GIFs are being used to simplify the study of changes in glaciers over long periods
Newly released animations reveal the changes in glaciers over 25 years, the longest time period that has been studied in this form. The GIF allows scientists to readily compare changes and trace activity, a task harder to accomplish using other methods. It uses images of the Karakoram mountain range in the Himalayas.
Frank Paul, glaciologist at University of Zurich, has created the animations using images acquired by three different Landsat satellites, operated by the US Geological Survey (USGS) and NASA from 1990 to 2015. Compressing 25 years into one-second GIFs has sped up glacier movement 800 million times.
He produced the image sequences for four regions—Baltoro, Panmah, Skamri–Sarpo Laggo and Shaksgam—in the central Karakoram between Pakistan and India. For each animated GIF, Paul used seven to 15 false-colour satellite images, with glaciers shown in light blue to cyan, clouds in white, water in dark blue, vegetation in green and bare terrain in pink to brown. He then used free software to create a looping animated GIF (showing each frame for 0.1 seconds) for each of the four Karakoram regions.
“From a scientific point of view, the key motivation for this research was to understand the highly variable behaviour of the glaciers in the Karakoram. We have known about this for over 50 years, but still have a very limited scientific understanding of what is going on there.

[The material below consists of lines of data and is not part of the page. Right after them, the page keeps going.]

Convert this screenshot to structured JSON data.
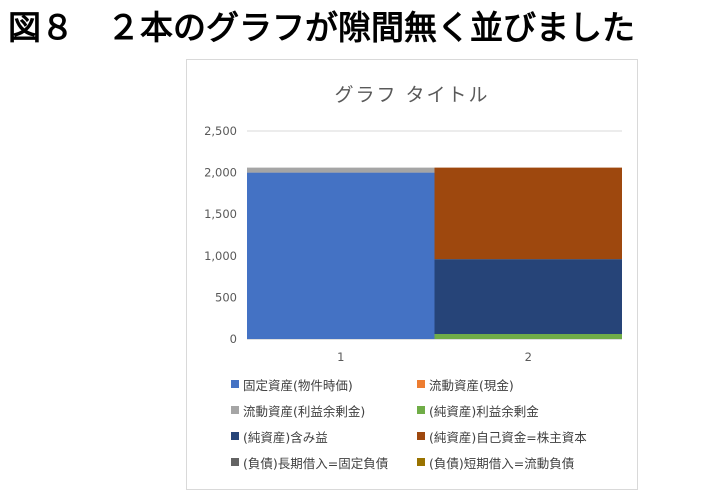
{
  "page": {
    "heading": "図８　２本のグラフが隙間無く並びました"
  },
  "chart_data": {
    "type": "bar",
    "stacked": true,
    "title": "グラフ タイトル",
    "categories": [
      "1",
      "2"
    ],
    "ylim": [
      0,
      2500
    ],
    "yticks": [
      "0",
      "500",
      "1,000",
      "1,500",
      "2,000",
      "2,500"
    ],
    "ytick_values": [
      0,
      500,
      1000,
      1500,
      2000,
      2500
    ],
    "grid": true,
    "legend_position": "bottom",
    "series": [
      {
        "name": "固定資産(物件時価)",
        "color": "#4472c4",
        "values": [
          2000,
          0
        ]
      },
      {
        "name": "流動資産(現金)",
        "color": "#ed7d31",
        "values": [
          0,
          0
        ]
      },
      {
        "name": "流動資産(利益余剰金)",
        "color": "#a5a5a5",
        "values": [
          60,
          0
        ]
      },
      {
        "name": "(純資産)利益余剰金",
        "color": "#70ad47",
        "values": [
          0,
          60
        ]
      },
      {
        "name": "(純資産)含み益",
        "color": "#264478",
        "values": [
          0,
          900
        ]
      },
      {
        "name": "(純資産)自己資金=株主資本",
        "color": "#9e480e",
        "values": [
          0,
          1100
        ]
      },
      {
        "name": "(負債)長期借入=固定負債",
        "color": "#636363",
        "values": [
          0,
          0
        ]
      },
      {
        "name": "(負債)短期借入=流動負債",
        "color": "#997300",
        "values": [
          0,
          0
        ]
      }
    ]
  }
}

The animations are a very practical way to get a better overview and follow the changes through time,” said Paul.
The study of the animations has been published in The Cryosphere, a journal by the European Geosciences Union. Notably, it shows that most of the glaciers are not retreating, unlike in other regions in the world, but are advancing (with speeds up to 100 times faster than normal at times) and flowing into each other.
“These changes would be hard to observe by other methods, such as by comparing side-by-side images of a glacier taken at different times,” according to Paul. He added that the time-lapse view makes it easier for the human eye to follow glacier flow and detect changes.